Се, открыл я вам таинства, которыя были сокрыты во мне; ибо вижу, что близок конец жизни моей. Я желал дать вам увидеть и познать и образы покаяния, и первыя ступания новоначальных, и успехи средних, и меры совершенных, и расположить вас подражать, если не хотите другому кому, то мне духовному отцу своему, породившему вас духовно, возлюбившему вас от всей души, воздоившему вас млеком слова Божия, напитавшему хлебом животворящим всяческая и показавшему, как шествовать путем спасительных заповедей Бога, — Коему подобает всякая слава, ныне и присно, и во веки веков. Аминь.
Главы богословские и деятельные
1. Вера есть (быть готову) умереть Христа ради за заповедь Его, в убеждении, что такая смерть приносит жизнь, — нищету вменять в богатство, худость и ничтожество в истинную славу и знаменитость, и в то время как ничего не имеется, быть уверенным, что всем обладаешь, — особенно же (она есть) стяжание неизследимаго богатства познания Христа и взирание на все видимое, как на прах или дым.
2. Вера во Христа есть не то только, чтоб небречь о приятностях жизни, но и то, чтоб терпеливо и благодушно переносить всякое находящее искушение, в печалях, скорбях и неприятных случайностях, пока возблаговолит Бог призреть на нас, — подражая Давиду, который говорит:
3. Предпочитающие в чем либо родителей своих заповеди Божией веры во Христа не имеют. Конечно, и собственная совесть их обличает их в таком неверии, если только совесть жива в них. Ибо истинно верующих отличительный знак есть ни в чем никогда не преступать заповеди великаго Бога и Спаса нашего Иисуса Христа.

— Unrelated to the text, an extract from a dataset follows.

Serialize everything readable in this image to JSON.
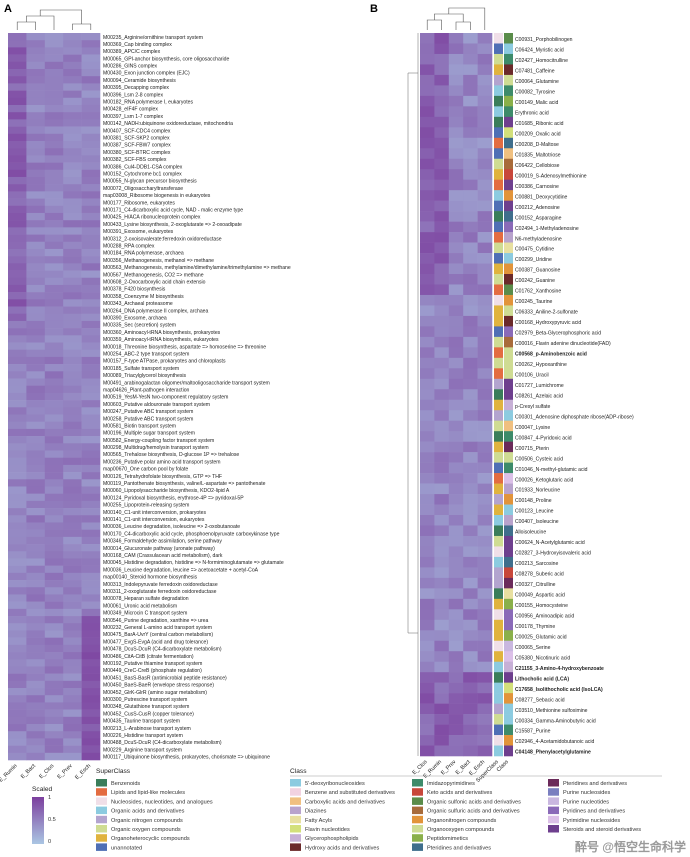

4. Вера во Христа, истиннаго Бога, раждает желание вечных благ и страх мучений; желание же сих благ и страх мук приводят к строгому исполнению заповедей, а строгое исполнение заповедей научает людей глубокому сознанию своей немощности; это сознание истинной немощности нашей раждает память о смерти; кто же возымел сию память сожительницею себе, тот преболезненно взыщет узнать, каково будет ему по исходе и удалении из сей жизни; а кто тщательно старается узнать о будущем, тому прежде всего надлежит лишить себя настоящаго (т. е. благ и вещей мира сего). Ибо обладаемый пристрастием к чему либо из сего последняго, даже самому ничтожному, не может стяжать совершеннаго познания о том первом. Даже когда бы, по смотрению Божию, вкусил он сколько нибудь такого познания, то — если тотчас не оставит того, пристрастием к чему одержим, и не предастся всецело стяжанию сего единаго познания, не позволяя себе даже думать о чем либо другом кроме его, — взято будет от него и это познание, какое мнится он имети.